This blog post has been refreshed and updated on October 25th, 2019.
In the modern era, technology is continually advancing year on year. If there is a method considered to be slow, cumbersome or that requires hiring a specific skill set for a specific job, you can almost guarantee that there is something in the pipeline in regards to automating the process.
This has been seen more recently with the introduction of contactless technology. In the past, a security officer may have guarded an entrance throughout the day or night, granting access to the premises through the close inspection of credentials and identification. Often in 2019, there is now a device on the wall requiring only a personal RFID, or Radio-frequency Identification card.
Contactless technology has been slowly integrated into our lives since the 1990s and it would be hard to pinpoint someone that is unaware of its existence – whether it is a key fob or card to log into a security system, or paying for your shopping, there’s a connection to this technology in nearly every walk of life.
The issue is, however, that where this technology is used, there will always be people looking to exploit it for their own, illegal gain. The widespread use of such devices has meant that thieves have been able to easily devise methods to manipulate this technology to collect your information, data, or gain unauthorised access.
Tamper proofing for access systems
Typical methods of manipulating these systems are for the criminal to tamper with the reader itself and intercept signals. With these signals it would enable the criminal to clone cards that emit the same signal, to trick the system and gain access into potential high-security areas.
Thieves will continually seek to exploit vulnerabilities in contactless systems – but it is relatively easy to prevent these systems from finding themselves under attack.
Access systems are becoming increasingly sophisticated, but all are vulnerable if a fraudster can gain physical access to the device.
It’s one step to tamper-proof the reader but what about the card you carry in your pocket? Most of us have an RFID card in our pocket or wallet, such as a contactless pay bank card. Although the risk is considered low of someone being close enough to scan the card details, some research by Which? suggested wrapping your cards in tin foil or keeping them in a foil-lined wallet protect against data theft. Food for thought, perhaps!
Tamper proofing can be achieved via the fitting of a tamper-proof housing, including a recessed mount before being fixed with special tamper-proof screws.

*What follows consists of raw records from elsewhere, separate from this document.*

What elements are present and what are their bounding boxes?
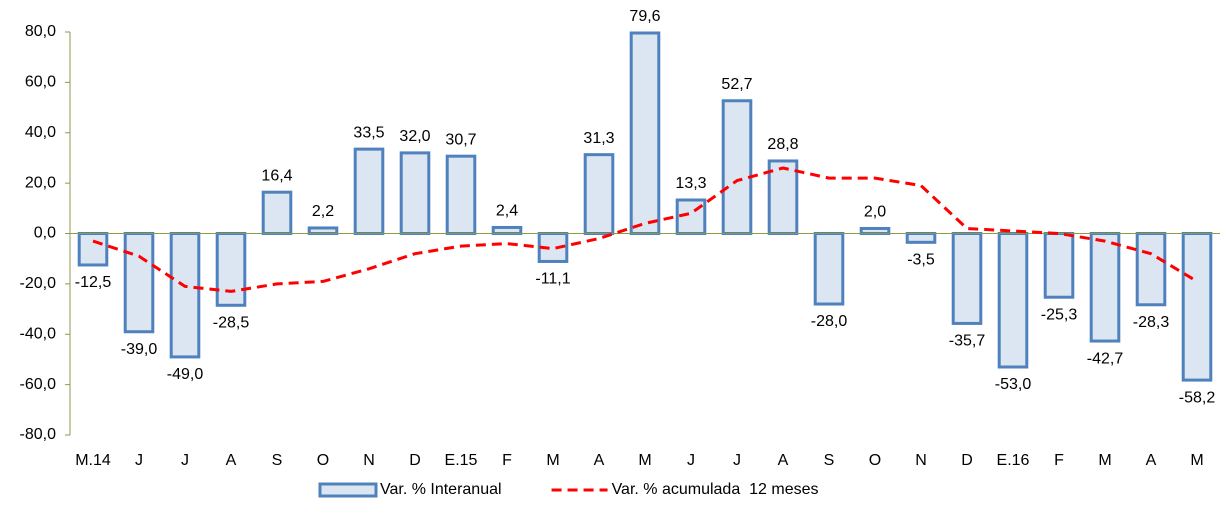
- x-tick-label: M: [638, 452, 651, 469]
- bar: [491, 225, 523, 236]
- y-tick-label: 0,0: [34, 225, 56, 242]
- data-label: 33,5: [353, 124, 384, 141]
- data-label: 16,4: [261, 167, 292, 184]
- x-tick-label: A: [594, 452, 605, 469]
- bar: [77, 232, 109, 267]
- line: [92, 166, 1198, 293]
- data-label: -42,7: [1087, 350, 1124, 367]
- data-label: -58,2: [1179, 389, 1216, 406]
- data-label: -28,5: [213, 315, 250, 332]
- data-label: 79,6: [629, 8, 660, 25]
- data-label: -53,0: [995, 376, 1032, 393]
- bar: [1135, 232, 1167, 307]
- bar: [905, 232, 937, 244]
- bar: [215, 232, 247, 307]
- x-tick-label: A: [1146, 452, 1157, 469]
- bar: [445, 154, 477, 235]
- x-tick-label: A: [778, 452, 789, 469]
- data-label: -28,0: [811, 313, 848, 330]
- data-label: 2,4: [496, 203, 518, 220]
- bar: [813, 232, 845, 306]
- data-label: -11,1: [535, 271, 570, 288]
- legend-label: Var. % Interanual: [380, 481, 502, 498]
- bar: [169, 232, 201, 359]
- x-tick-label: M: [1098, 452, 1111, 469]
- y-tick-label: -80,0: [20, 426, 57, 443]
- y-tick-label: -40,0: [20, 325, 57, 342]
- data-label: 30,7: [445, 131, 476, 148]
- data-label: 13,3: [675, 175, 706, 192]
- data-label: -3,5: [907, 252, 935, 269]
- y-tick-label: 80,0: [25, 23, 56, 40]
- bar: [951, 232, 983, 325]
- bar: [997, 232, 1029, 369]
- x-tick-label: M.14: [75, 452, 111, 469]
- x-tick-label: J: [135, 452, 143, 469]
- bar: [1181, 232, 1213, 382]
- bar: [353, 147, 385, 235]
- data-label: 2,2: [312, 203, 334, 220]
- x-tick-label: S: [824, 452, 835, 469]
- bar: [583, 153, 615, 236]
- data-label: 28,8: [767, 136, 798, 153]
- bar: [261, 190, 293, 236]
- data-label: 52,7: [721, 76, 752, 93]
- x-tick-label: O: [317, 452, 329, 469]
- bar: [123, 232, 155, 334]
- y-tick-label: 60,0: [25, 74, 56, 91]
- x-tick-label: F: [502, 452, 512, 469]
- x-tick-label: F: [1054, 452, 1064, 469]
- bar: [629, 31, 661, 235]
- y-tick-label: -20,0: [20, 275, 57, 292]
- y-tick-label: 40,0: [25, 124, 56, 141]
- x-tick-label: S: [272, 452, 283, 469]
- x-tick-label: J: [181, 452, 189, 469]
- x-tick-label: N: [915, 452, 927, 469]
- x-tick-label: J: [687, 452, 695, 469]
- data-label: -12,5: [75, 274, 112, 291]
- x-tick-label: M: [1190, 452, 1203, 469]
- bar: [399, 151, 431, 235]
- bar: [1043, 232, 1075, 299]
- data-label: -28,3: [1133, 314, 1170, 331]
- bar: [859, 226, 891, 235]
- legend-label: Var. % acumulada 12 meses: [612, 481, 819, 498]
- x-tick-label: E.15: [445, 452, 478, 469]
- y-tick-label: 20,0: [25, 174, 56, 191]
- x-tick-label: E.16: [997, 452, 1030, 469]
- x-tick-label: N: [363, 452, 375, 469]
- x-tick-label: A: [226, 452, 237, 469]
- data-label: -35,7: [949, 333, 986, 350]
- bar: [721, 99, 753, 235]
- x-tick-label: D: [409, 452, 421, 469]
- x-tick-label: M: [546, 452, 559, 469]
- bar: [1089, 232, 1121, 343]
- y-tick-label: -60,0: [20, 376, 57, 393]
- data-label: 2,0: [864, 204, 886, 221]
- x-tick-label: O: [869, 452, 881, 469]
- x-tick-label: J: [733, 452, 741, 469]
- data-label: 31,3: [583, 130, 614, 147]
- data-label: -49,0: [167, 366, 204, 383]
- data-label: -25,3: [1041, 306, 1078, 323]
- data-label: 32,0: [399, 128, 430, 145]
- x-tick-label: D: [961, 452, 973, 469]
- data-label: -39,0: [121, 341, 158, 358]
- bar: [307, 226, 339, 236]
- legend-swatch: [318, 482, 378, 498]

Access systems are usually supplied within a tamper-proof housing and this itself needs to be secured with tamper-proof screws.
Tamper Proof Screws
These specialist screws are specifically designed to protect against tampering from vandals and thieves. 2-Hole Screws, Pin Hex Screws, Clutch Head Screws and Tricone® screws are all types of screws that feature unique drive heads which require a special driver to insert and remove.
Although tamper-proof screws could be suitable for such a job, the Tricone® Security Bolt provides a superior solution.
The Tricone® is Fastenright’s own patented premium security screw that is suitable for high torque applications and is one of the most secure fasteners on the market, as each Tricone® is uniquely coded and fully traceable to the customer.
The Tricone® hosts three equally spaced blind holes, formed into the head, wherein their middle is a cone projection, shaped and protruding upwards from the base of the hole – making forced removal of the fastener difficult.